The renovation of the centre was jointly funded by the National Trust and the South Downs National Park.
The new 90 square metre space will allow visitors to discover stories of local people, coastal wildlife and learn more about the natural processes that have shaped the chalk landscape over time.
There is also an interactive space for adults and children, which is split into several zones, each providing things to see, touch and hear, as well as information on activities.
Jane Cecil, general manager for the National Trust at Birling Gap, said, “Birling Gap is of huge importance to the National Trust as a unique site on the Sussex Heritage Coast in the South Downs National Park.
“We welcome more than 350,000 visitors each year, to a place where the South Downs meets the coast, and we hope the new visitor centre will add to the enjoyment of a day out with us.”
The latest in a series of developments at Birling Gap, the visitor centre follows a full refurbishment of the property’s cafe, the addition of a new shop, a landscaped garden, fully accessible toilets and baby change areas.
Jane Cecil added, “We’ve had some amazing visitor feedback on our recent developments and hope that many more people come to see the changes at our beautiful coastal location.”

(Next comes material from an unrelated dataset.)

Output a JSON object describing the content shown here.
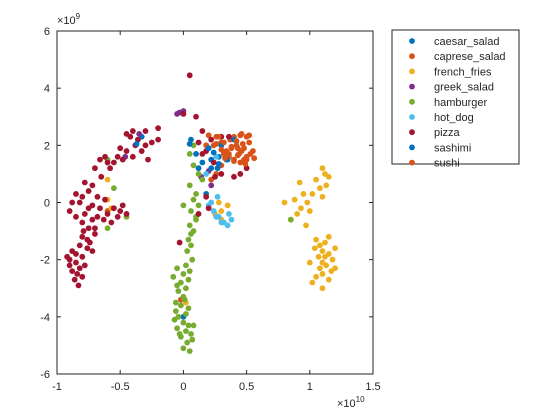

Joining David Dimbleby at the grand opening was Jackie Poole and Robert Cash who have taken fixed point photos every month for nine years of the area to help in the study of the effects of long-shore drift and erosion. The photographs are now on show at the new centre.
Jackie and Robert are part of the Nature Corridors for All group.
Nature Corridors for All is a project run by the Railway Land Wildlife Trust, based in Lewes, for adults with learning disabilities.
The Nature Corridors group undertake significant environmental work, including documenting the development of the Railway Land as a Local Nature Reserve.
The National Trust was so impressed with their work in Lewes, they commissioned them to do the photography to help in the study of erosion at Birling Gap.
Birling Gap cliffs were subject to seven years’ worth of erosion in just months this year after storms battered the coastline.
It saw one of the coastal cottages removed from the site as well as the trust’s ice cream parlour and sun lounge.